A lack of young, healthy members is driving up medical aid costs, writes Maya Fisher-French
By now, most medical schemes have announced their premium increases for next year. Although these increases still need to be approved by the Council for Medical Schemes, they are a pretty good indication of how much you will be paying for your medical cover in 2016.
The increases announced so far have ranged from 8.6% to as high as 15%. If your medical scheme has announced increases well above the market average, it could suggest that the scheme or its members are not as healthy as they could be.
Paresh Prema, head of benefits management for the council, explains that the two main drivers behind medical scheme increases are medical inflation and the claims experience of the scheme.
Medical schemes are not-for-profit organisations. They have to match the premium collection to the amount paid out in claims while retaining at least 25% of premiums as a reserve (known as the solvency ratio) to protect them against unexpected large claims.
If a fund had a bad claims experience during 2015, resulting in higher claims than expected, the scheme may have had to draw down on their reserve.
That means that next year, they will firstly need to adjust their premiums to account for a higher claims experience, as well as replenish any reserves used in the previous year.
Prema says the council will study the price increases, along with the motivation for the increases, to ensure that they are fair to members.
This process also ensures that members’ benefits are not reduced to maintain lower increases.
“We need to ensure that the increase that is being applied for will make the scheme sustainable for the following year and that they have sufficient money to pay for claims,” says Prema.
A rising-claims experience is bad news for a medical scheme and its members. The problem is that this is often driven by an ageing membership – older people claim more. So if you are worried about future price increases, then you need to understand the age profile of your fund.
This information can be found in the council’s annual report, but what is concerning is that apart from Discovery Health and Momentum Health, most medical schemes are experiencing an ageing membership as they struggle to attract new, young and healthy members.

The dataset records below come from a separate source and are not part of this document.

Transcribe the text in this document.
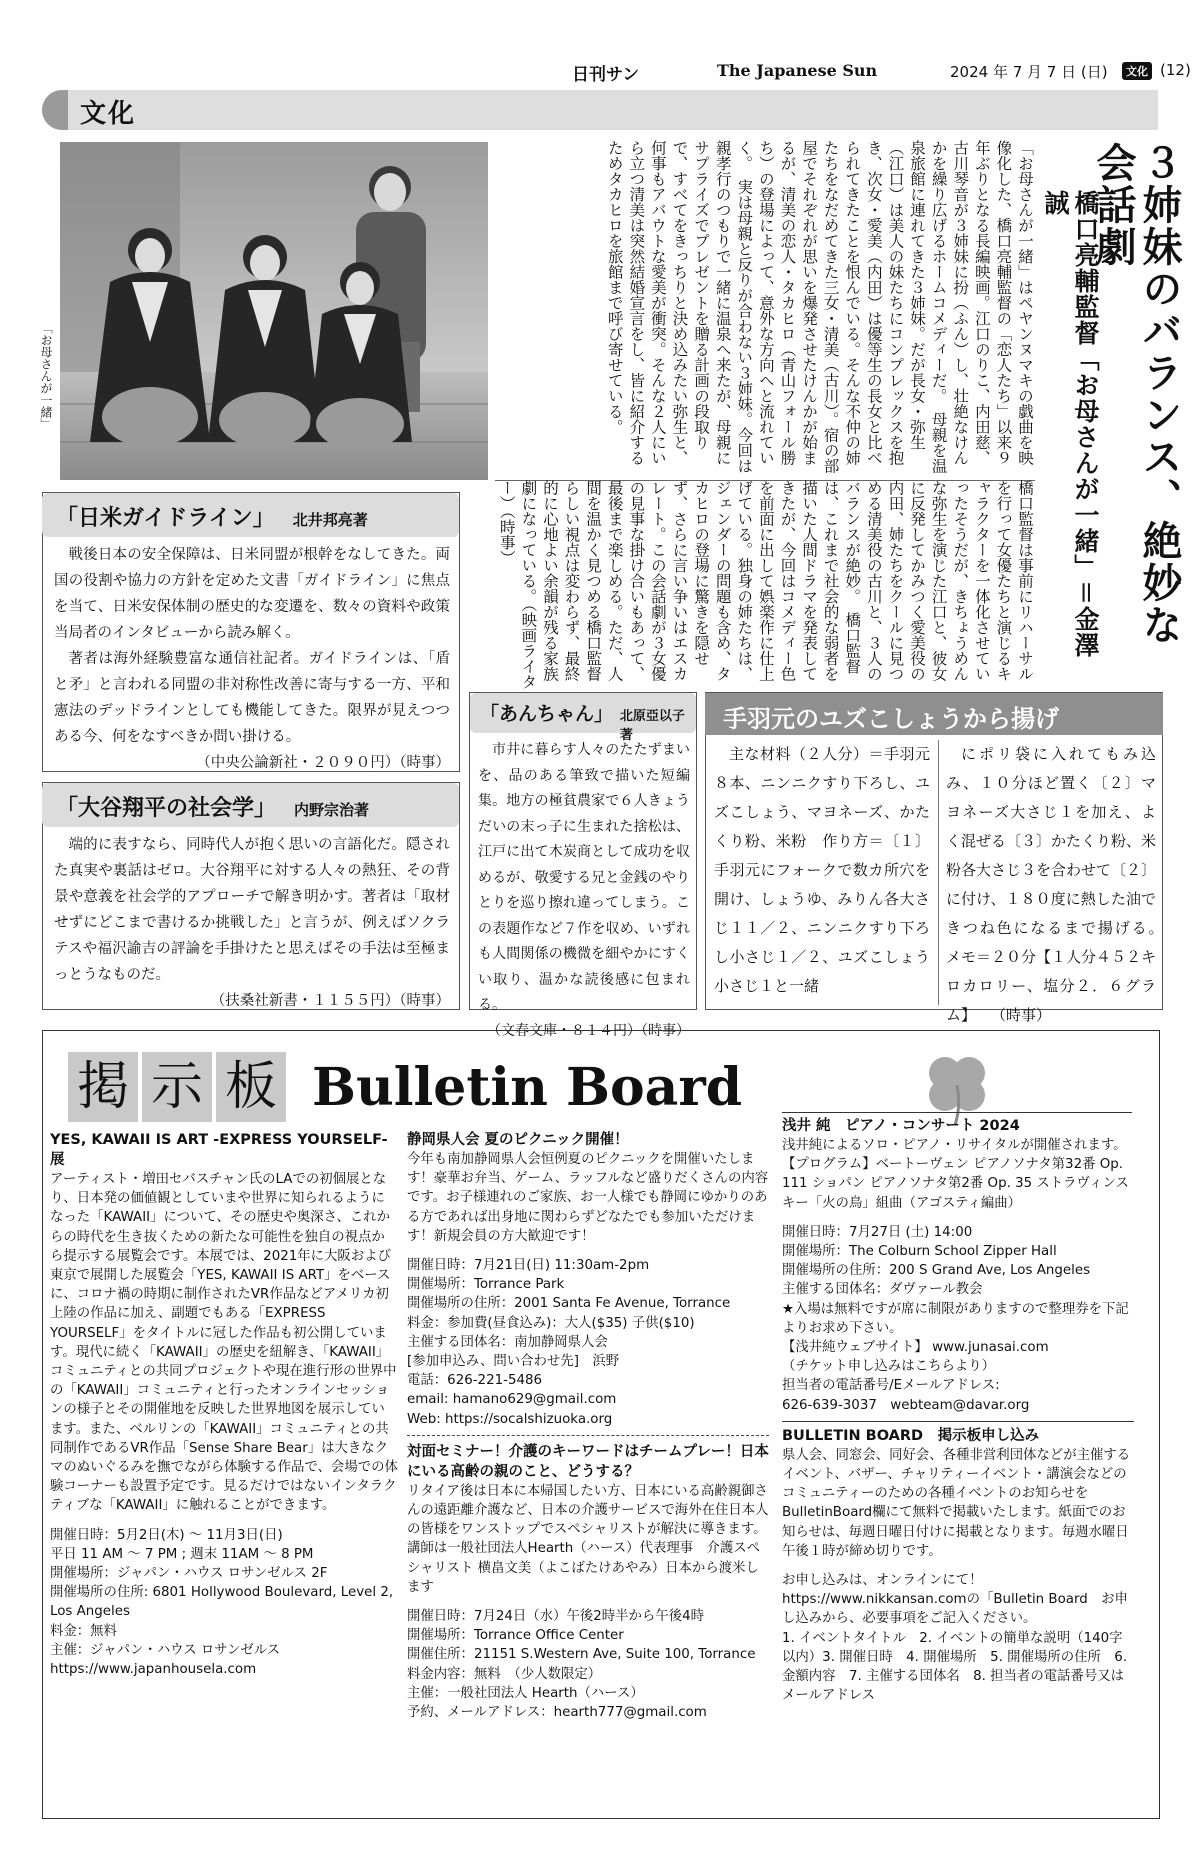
日刊サン	The Japanese Sun	2024 年 7 月 7 日 (日)	文化 (12)
文化
「お母さんが一緒」	３姉妹のバランス、絶妙な会話劇
橋口亮輔監督「お母さんが一緒」＝金澤誠
「お母さんが一緒」はペヤンヌマキの戯曲を映像化した、橋口亮輔監督の「恋人たち」以来９年ぶりとなる長編映画。江口のりこ、内田慈、古川琴音が３姉妹に扮（ふん）し、壮絶なけんかを繰り広げるホームコメディーだ。　母親を温泉旅館に連れてきた３姉妹。だが長女・弥生（江口）は美人の妹たちにコンプレックスを抱き、次女・愛美（内田）は優等生の長女と比べられてきたことを恨んでいる。そんな不仲の姉たちをなだめてきた三女・清美（古川）。宿の部屋でそれぞれが思いを爆発させたけんかが始まるが、清美の恋人・タカヒロ（青山フォール勝ち）の登場によって、意外な方向へと流れていく。　実は母親と反りが合わない３姉妹。今回は親孝行のつもりで一緒に温泉へ来たが、母親にサプライズでプレゼントを贈る計画の段取りで、すべてをきっちりと決め込みたい弥生と、何事もアバウトな愛美が衝突。そんな２人にいら立つ清美は突然結婚宣言をし、皆に紹介するためタカヒロを旅館まで呼び寄せている。
橋口監督は事前にリハーサルを行って女優たちと演じるキャラクターを一体化させていったそうだが、きちょうめんな弥生を演じた江口と、彼女に反発してかみつく愛美役の内田、姉たちをクールに見つめる清美役の古川と、３人のバランスが絶妙。　橋口監督は、これまで社会的な弱者を描いた人間ドラマを発表してきたが、今回はコメディー色を前面に出して娯楽作に仕上げている。独身の姉たちは、ジェンダーの問題も含め、タカヒロの登場に驚きを隠せず、さらに言い争いはエスカレート。この会話劇が３女優の見事な掛け合いもあって、最後まで楽しめる。ただ、人間を温かく見つめる橋口監督らしい視点は変わらず、最終的に心地よい余韻が残る家族劇になっている。（映画ライター）（時事）
「日米ガイドライン」 北井邦亮著

戦後日本の安全保障は、日米同盟が根幹をなしてきた。両国の役割や協力の方針を定めた文書「ガイドライン」に焦点を当て、日米安保体制の歴史的な変遷を、数々の資料や政策当局者のインタビューから読み解く。

著者は海外経験豊富な通信社記者。ガイドラインは、「盾と矛」と言われる同盟の非対称性改善に寄与する一方、平和憲法のデッドラインとしても機能してきた。限界が見えつつある今、何をなすべきか問い掛ける。

（中央公論新社・２０９０円）（時事）

「大谷翔平の社会学」 内野宗治著

端的に表すなら、同時代人が抱く思いの言語化だ。隠された真実や裏話はゼロ。大谷翔平に対する人々の熱狂、その背景や意義を社会学的アプローチで解き明かす。著者は「取材せずにどこまで書けるか挑戦した」と言うが、例えばソクラテスや福沢諭吉の評論を手掛けたと思えばその手法は至極まっとうなものだ。

（扶桑社新書・１１５５円）（時事）

「あんちゃん」 北原亞以子著

市井に暮らす人々のたたずまいを、品のある筆致で描いた短編集。地方の極貧農家で６人きょうだいの末っ子に生まれた捨松は、江戸に出て木炭商として成功を収めるが、敬愛する兄と金銭のやりとりを巡り擦れ違ってしまう。この表題作など７作を収め、いずれも人間関係の機微を細やかにすくい取り、温かな読後感に包まれる。

（文春文庫・８１４円）（時事）

手羽元のユズこしょうから揚げ

主な材料（２人分）＝手羽元８本、ニンニクすり下ろし、ユズこしょう、マヨネーズ、かたくり粉、米粉　作り方＝〔１〕手羽元にフォークで数カ所穴を開け、しょうゆ、みりん各大さじ１１／２、ニンニクすり下ろし小さじ１／２、ユズこしょう小さじ１と一緒

にポリ袋に入れてもみ込み、１０分ほど置く〔２〕マヨネーズ大さじ１を加え、よく混ぜる〔３〕かたくり粉、米粉各大さじ３を合わせて〔２〕に付け、１８０度に熱した油できつね色になるまで揚げる。　メモ＝２０分【１人分４５２キロカロリー、塩分２．６グラム】　　（時事）

掲 示 板 Bulletin Board
YES, KAWAII IS ART -EXPRESS YOURSELF-展

アーティスト・増田セバスチャン氏のLAでの初個展となり、日本発の価値観としていまや世界に知られるようになった「KAWAII」について、その歴史や奥深さ、これからの時代を生き抜くための新たな可能性を独自の視点から提示する展覧会です。本展では、2021年に大阪および東京で展開した展覧会「YES, KAWAII IS ART」をベースに、コロナ禍の時期に制作されたVR作品などアメリカ初上陸の作品に加え、副題でもある「EXPRESS YOURSELF」をタイトルに冠した作品も初公開しています。現代に続く「KAWAII」の歴史を紐解き、「KAWAII」コミュニティとの共同プロジェクトや現在進行形の世界中の「KAWAII」コミュニティと行ったオンラインセッションの様子とその開催地を反映した世界地図を展示しています。また、ベルリンの「KAWAII」コミュニティとの共同制作であるVR作品「Sense Share Bear」は大きなクマのぬいぐるみを撫でながら体験する作品で、会場での体験コーナーも設置予定です。見るだけではないインタラクティブな「KAWAII」に触れることができます。

開催日時：5月2日(木) 〜 11月3日(日)

平日 11 AM 〜 7 PM ; 週末 11AM 〜 8 PM

開催場所：ジャパン・ハウス ロサンゼルス 2F

開催場所の住所: 6801 Hollywood Boulevard, Level 2, Los Angeles

料金：無料

主催：ジャパン・ハウス ロサンゼルス

https://www.japanhousela.com

静岡県人会 夏のピクニック開催！

今年も南加静岡県人会恒例夏のピクニックを開催いたします！豪華お弁当、ゲーム、ラッフルなど盛りだくさんの内容です。お子様連れのご家族、お一人様でも静岡にゆかりのある方であれば出身地に関わらずどなたでも参加いただけます！新規会員の方大歓迎です！

開催日時：7月21日(日) 11:30am-2pm

開催場所：Torrance Park

開催場所の住所：2001 Santa Fe Avenue, Torrance

料金：参加費(昼食込み)：大人($35) 子供($10)

主催する団体名：南加静岡県人会

[参加申込み、問い合わせ先]　浜野

電話：626-221-5486

email: hamano629@gmail.com

Web: https://socalshizuoka.org

対面セミナー！介護のキーワードはチームプレー！日本にいる高齢の親のこと、どうする？

リタイア後は日本に本帰国したい方、日本にいる高齢親御さんの遠距離介護など、日本の介護サービスで海外在住日本人の皆様をワンストップでスペシャリストが解決に導きます。講師は一般社団法人Hearth（ハース）代表理事　介護スペシャリスト 横畠文美（よこばたけあやみ）日本から渡米します

開催日時：7月24日（水）午後2時半から午後4時

開催場所：Torrance Office Center

開催住所：21151 S.Western Ave, Suite 100, Torrance

料金内容：無料　（少人数限定）

主催：一般社団法人 Hearth（ハース）

予約、メールアドレス：hearth777@gmail.com

浅井 純　ピアノ・コンサート 2024

浅井純によるソロ・ピアノ・リサイタルが開催されます。　【プログラム】ベートーヴェン ピアノソナタ第32番 Op. 111 ショパン ピアノソナタ第2番 Op. 35 ストラヴィンスキー「火の鳥」組曲（アゴスティ編曲）

開催日時：7月27日 (土) 14:00

開催場所：The Colburn School Zipper Hall

開催場所の住所：200 S Grand Ave, Los Angeles

主催する団体名：ダヴァール教会

★入場は無料ですが席に制限がありますので整理券を下記よりお求め下さい。

【浅井純ウェブサイト】 www.junasai.com

（チケット申し込みはこちらより）

担当者の電話番号/Eメールアドレス:

626-639-3037　webteam@davar.org

BULLETIN BOARD　掲示板申し込み

県人会、同窓会、同好会、各種非営利団体などが主催するイベント、バザー、チャリティーイベント・講演会などのコミュニティーのための各種イベントのお知らせをBulletinBoard欄にて無料で掲載いたします。紙面でのお知らせは、毎週日曜日付けに掲載となります。毎週水曜日午後１時が締め切りです。

お申し込みは、オンラインにて！https://www.nikkansan.comの「Bulletin Board　お申し込みから、必要事項をご記入ください。

1. イベントタイトル　2. イベントの簡単な説明（140字以内）3. 開催日時　4. 開催場所　5. 開催場所の住所　6. 金額内容　7. 主催する団体名　8. 担当者の電話番号又はメールアドレス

Both Momentum Health and Discovery Health managed to keep their average increase across the range of scheme options to about 8.6%, while Fedhealth announced an average increase of 9.9% and Liberty Health’s average increase came in at 10.5%.
Bonitas Medical Fund announced an increase of 10.9% across all its options, and noted that expenditure on claims continued to increase at a rate of more than 11%.
These increases are an average across the options, and different options within the scheme will experience different rate increases. Typically, comprehensive options will experience higher increases because they have a higher claims ratio.
The dilemma that faces the medical scheme industry is that unless the industry can attract healthier members, the cost of medical cover will continue to increase. But as the costs rise, so it becomes more unaffordable for those younger members they are hoping to attract.
Low-cost option available next year
In recognition of the affordability issue for many South Africans, the Council for Medical Schemes has announced the intention to introduce a low-cost benefit option, which should become available next year.
The details were released earlier this year, but are being revised after comment from the industry.
The aim is to provide affordable cover for individuals earning less than R60 000 a year. This represents about 7 million to 9 million South Africans.